On Taxonomy …

The following dates from 2002 when I was working a with Sharepoint Portal Server 2001. We used to talk a lot about meta-data (data about the data - file properties) and Taxonomy - the method we use to classify documents. I came up with a Taxonomy Ten Commandments to make Sharepoint document stores work. Looking at the way Vista uses meta data in its search, I've been thinking about this again - and I've mentioned it in passing in a couple of presentations. And a customer at last night's presentation asked if I would share the full thing.

Some of the points don't carry forward to vista (like the question of making authors choose a profile for their documents) but the key points of gathering data, and breaking the dependency on folders and file name as the way to find things are important.
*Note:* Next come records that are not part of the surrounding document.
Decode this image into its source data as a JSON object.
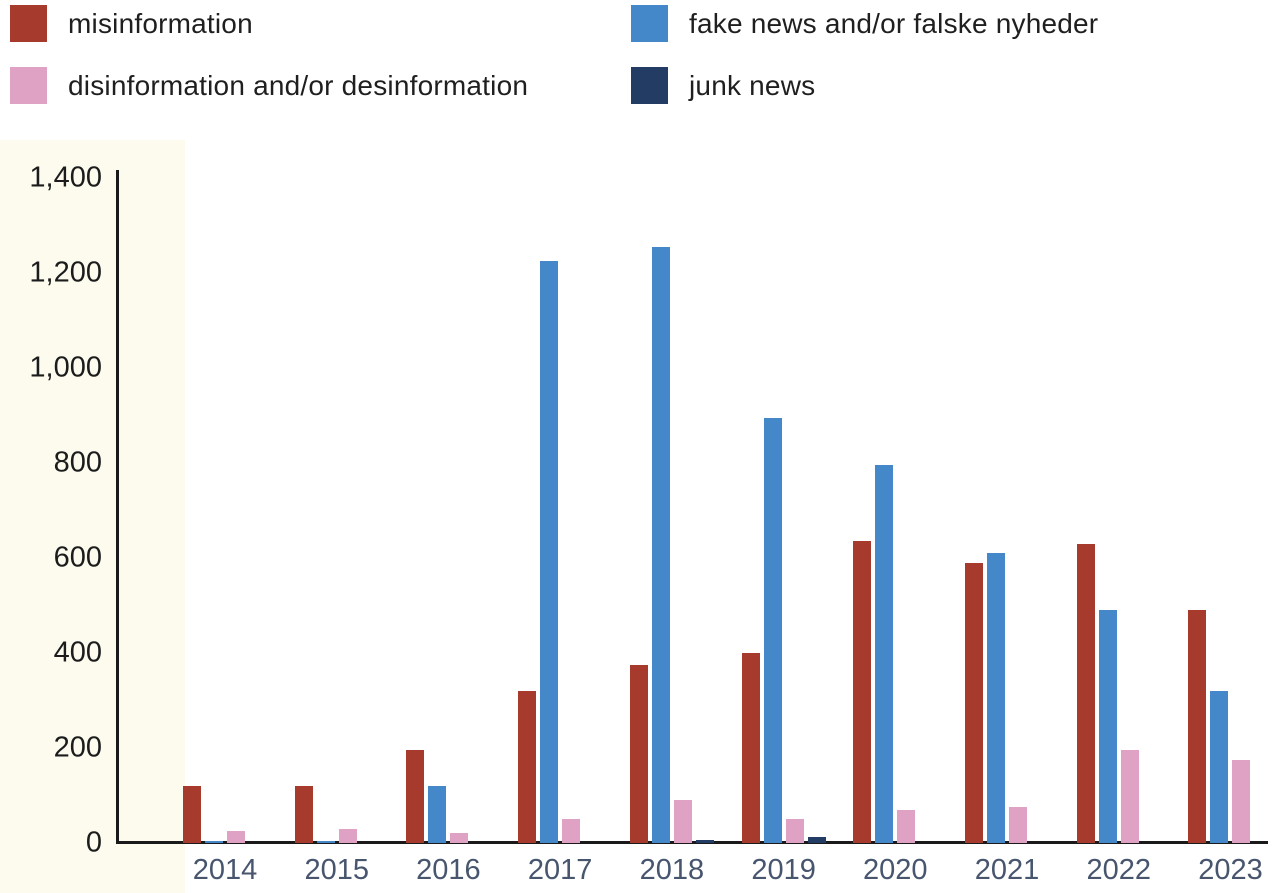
{
  "legend": {
    "items": [
      {
        "label": "misinformation",
        "color": "#a63a2c"
      },
      {
        "label": "fake news and/or falske nyheder",
        "color": "#4588c9"
      },
      {
        "label": "disinformation and/or desinformation",
        "color": "#dfa2c4"
      },
      {
        "label": "junk news",
        "color": "#223c63"
      }
    ]
  },
  "chart_data": {
    "type": "bar",
    "categories": [
      "2014",
      "2015",
      "2016",
      "2017",
      "2018",
      "2019",
      "2020",
      "2021",
      "2022",
      "2023"
    ],
    "series": [
      {
        "name": "misinformation",
        "color": "#a63a2c",
        "values": [
          120,
          120,
          195,
          320,
          375,
          400,
          635,
          590,
          630,
          490
        ]
      },
      {
        "name": "fake news and/or falske nyheder",
        "color": "#4588c9",
        "values": [
          5,
          5,
          120,
          1225,
          1255,
          895,
          795,
          610,
          490,
          320
        ]
      },
      {
        "name": "disinformation and/or desinformation",
        "color": "#dfa2c4",
        "values": [
          25,
          30,
          22,
          50,
          90,
          50,
          70,
          75,
          195,
          175
        ]
      },
      {
        "name": "junk news",
        "color": "#223c63",
        "values": [
          0,
          0,
          0,
          0,
          6,
          13,
          0,
          0,
          0,
          0
        ]
      }
    ],
    "title": "",
    "xlabel": "",
    "ylabel": "",
    "ylim": [
      0,
      1400
    ],
    "ytick_labels": [
      "0",
      "200",
      "400",
      "600",
      "800",
      "1,000",
      "1,200",
      "1,400"
    ],
    "ytick_values": [
      0,
      200,
      400,
      600,
      800,
      1000,
      1200,
      1400
    ],
    "grid": false,
    "legend_position": "top"
  },
  "colors": {
    "axis": "#1a1a1a",
    "x_tick_label": "#47556e",
    "y_tick_label": "#1c1c1c",
    "panel_strip_bg": "#fcfbee",
    "plot_bg": "#ffffff"
  }
}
I’ve distilled what I’ve learnt about this subject in these basic rules:

  1. Gather useful meta-data. The meta-rule is "It’s all about gathering and using meta-data".
  2. Do not add any field to a profile unless you are sure it will be useful. Authors want to write their documents, save them and get on with the next job: generally they do not want to spend time entering lots of profile fields. Remember that you need their co-operation.
  3. It is better to search for unique information in the document body than in a meta-data field. For example, getting the author to enter a serial number field allows readers to search for documents with that serial number. But in reality they will probably do a free text search for it, not a property search. The free text search has the side effect of cross referencing documents e.g. a search for DOC71077345 turns up a document which contains "This document supersedes DOC71077345".
  4. Store data in the data, not in the field name. Do not create a long list of properties with yes/no answers. Not only is this awkward for users, but the sequence “Relates to product A, Relates to product B” stores Yes and No as the data. A multi select box “Relates to products...” stores the information where you can search it.
  5. The most important meta-data items are Title, Categories and Description: put these first in your profiles; other fields are a bonus. From a pure SPS point of view: if readers won't use it in a property search, then don't ask authors to enter it. SPS‑based applications can be exceptions to this, but generally see rule 1 and rule 2: don't burden authors with requests for information that readers won't use.
  6. Authors should ALWAYS set a meaningful title: if a document has a short abstract at the start, then authors can (and should) copy and paste it into the description. Remember that the results of a search or category browse show the document title and description. Readers won't open a document to find out if is useful.
  7. Ensure that authors understand the importance of title and description. Yes we know people don't want to fill in properties in word, but remember that Sharepoint gives extra weight to words it finds in the title and description – a document with these filled in will come nearer the top in searches where they it is relevant.
  8. Where authors have to make choices make them easy:
    a. Don't make lots of similar profiles e.g. If you deal with software specifications, don’t create profiles called, User interface Spec, Database spec, Search spec, etc: instead use "Specification" with an "area" field with these choices,
    b. Don't make very fine grain categories (e.g. I use "Windows" and not Windows 95, Windows 98, Windows NT Server, Windows NT Workstation, Windows 2000 Pro... etc. A document for Windows 2000 might well apply to XP, and to Pro, Server etc. Authors would be unlikely to file their documents correctly and the categories would go out of date. I use a “product version” field to qualify them).
  9. Remember folders are for the benefit of authors and administrators, not for readers. You only need to create new folders for different security, different approval, and different document profiles. You will want other folders for authors' convenience. If you find you've got lots of folders you're probably using the folder path to imply something about the content of the document which should be in the meta-data.
  10. Readers will find documents by browsing categories or by searching. If readers are exposed to your folder hierarchy you are doing it wrong!